In een andere studie bleek dat het effect van het uitvoeren van fysieke en sociale activiteiten, in termen van bescherming tegen dementie en neurale achteruitgang, vergelijkbaar was met het effect van onderwijs. Hiermee kunnen we concluderen dat cognitieve stimulatie en fysica even belangrijk zijn.
Dus, zoals dit beroemde citaat ons vertelt, het belangrijkste is Mens sana in corpore sano.
Als u meer wilt weten over levensstijlen, psychologische aspecten en risicofactoren die de klinische presentatie van de ziekte van Alzheimer moduleren, raad ik u aan de volgende documentaire te bekijken.
Bekijk de documentaire: HBO: Documentaires: The Alzheimer's Project: Watch the Films: The Supplementary Series: Cognitive Reserve: What the Religious Orders Study is Revealing about Alzheimer's
referenties
- Arenaza-Urquijo, E., & Bartrés-Faz, D. (2014). Cognitieve reserve In D. Redolar, Cognitieve neurowetenschap (pp. 185-200). Madrid: Panamericana Medical.

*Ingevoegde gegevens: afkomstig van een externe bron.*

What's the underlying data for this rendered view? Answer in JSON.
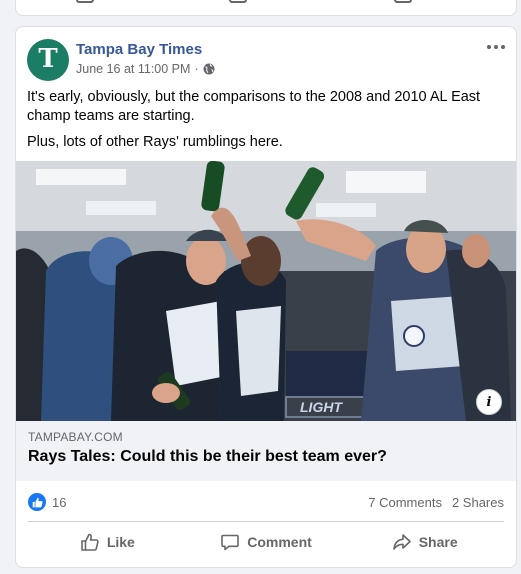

- Calero, M., & Navarro, E. (2006). De cerebrale plasticiteit vanuit biologisch oogpunt. In M. Calero, & E. Navarro, Cognitieve plasticiteit op oudere leeftijd. Evaluatie- en interventietechnieken. (pp. 25-41). Barcelona: Octaëdron.
- Castroviejo, P ... (1996). Brain plasticiteit. Neurologisch tijdschrift, 1361-1366.
- Sampedro-Piquero, P., & Begega, A. (2013). Vermijdt fysieke en mentale activiteit cognitieve achteruitgang ?: bewijs uit dieronderzoek. Psychologie Geschriften, 5-13. doi: 10.5231 / psy.writ.2013.2607
- Snowdon, D. (s.f.). De non-studie. Verkregen van Asociación Alzheimer Monterrey.